Le Brexit et l’esprit libéral malade


Par Jonathan Cook – Le 27 juin 2016 – Source Off Guardian

La réaction libérale au vote pour le Brexit est un déchaînement de rage. Cette colère est pathologique – et aide à faire la lumière sur la raison pour laquelle la majorité des Britanniques ont voté pour quitter l’Union européenne, comme auparavant une majorité des membres du Parti travailliste avait voté pour Jeremy Corbyn en tant que dirigeant.

Il y a quelques années, l’écrivain américain Chris Hedges a écrit un livre qu’il a intitulé la Mort de la classe libérale. Son argument n’était pas tant que les libéraux avaient disparu, mais qu’ils étaient devenus si cooptés par l’aile droite et ses objectifs – de la subversion des idéaux économiques et sociaux progressistes par le néolibéralisme, à l’étreinte enthousiaste de la doctrine néo-conservatrice dans la poursuite agressive et expansionniste de guerres sous l’excuse d’une intervention humanitaire – que le libéralisme en a été vidé de toute substance.

Les analystes libéraux tergiversent, mais finissent invariablement par soutenir des politiques bénéficiant aux banquiers et aux fabricants d’armes, à ceux qui causent des ravages au pays et à l’étranger. Ils sont les idiots utiles des sociétés occidentales modernes.

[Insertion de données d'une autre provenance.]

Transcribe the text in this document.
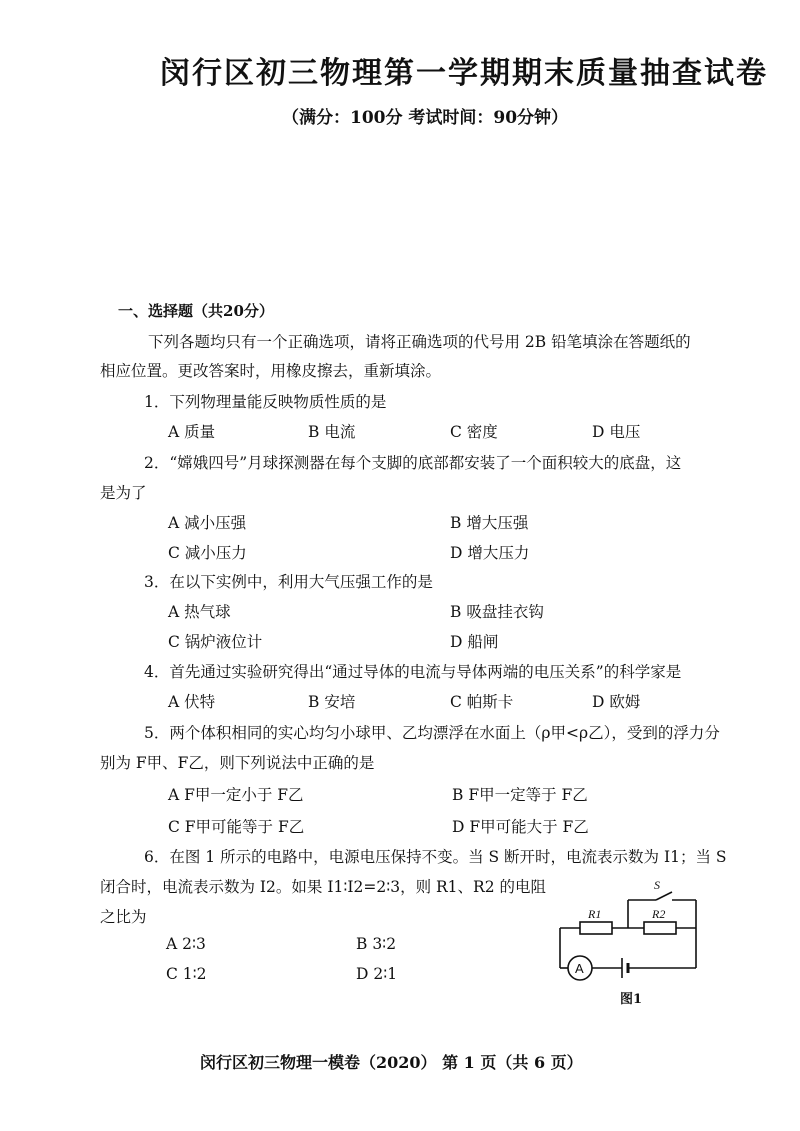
闵行区初三物理第一学期期末质量抽查试卷
（满分：100分 考试时间：90分钟）
一、选择题（共20分）
下列各题均只有一个正确选项，请将正确选项的代号用 2B 铅笔填涂在答题纸的
相应位置。更改答案时，用橡皮擦去，重新填涂。
1．下列物理量能反映物质性质的是
A 质量	B 电流	C 密度	D 电压
2．“嫦娥四号”月球探测器在每个支脚的底部都安装了一个面积较大的底盘，这
是为了
A 减小压强	B 增大压强
C 减小压力	D 增大压力
3．在以下实例中，利用大气压强工作的是
A 热气球	B 吸盘挂衣钩
C 锅炉液位计	D 船闸
4．首先通过实验研究得出“通过导体的电流与导体两端的电压关系”的科学家是
A 伏特	B 安培	C 帕斯卡	D 欧姆
5．两个体积相同的实心均匀小球甲、乙均漂浮在水面上（ρ甲<ρ乙），受到的浮力分
别为 F甲、F乙，则下列说法中正确的是
A F甲一定小于 F乙	B F甲一定等于 F乙
C F甲可能等于 F乙	D F甲可能大于 F乙
6．在图 1 所示的电路中，电源电压保持不变。当 S 断开时，电流表示数为 I1；当 S
闭合时，电流表示数为 I2。如果 I1∶I2=2∶3，则 R1、R2 的电阻
之比为
A 2∶3	B 3∶2
C 1∶2	D 2∶1
S
R1	R2
A
图1
闵行区初三物理一模卷（2020） 第 1 页（共 6 页）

A la lecture de cet article sur les retombées du Brexit, écrit par Zoe Williams, une chroniqueuse qui se considère comme de gauche, selon les normes en vigueur au journal The Guardian, journal qui n’est plus ce qu’il était, on peut repérer cette pathologie libérale dans toute sa sordide splendeur.

Voici le passage révélateur, écrit par un esprit tellement embrouillé par des décennies d’orthodoxie néolibérale, qu’il a perdu tout le sens des valeurs qu’il prétend incarner:

Il y a une raison pour laquelle, quand Marine le Pen et Donald Trump nous ont félicités de notre décision, ce fut comme un coup de poing dans le visage – parce qu’ils sont racistes, autoritaires, mesquins et passéistes. Ils incarnent l’énergie de la haine. Les principes qui sous-tendent l’internationalisme – la coopération, la solidarité, l’unité, l’empathie, l’ouverture – ce sont cela les éléments qui incarnent l’amour.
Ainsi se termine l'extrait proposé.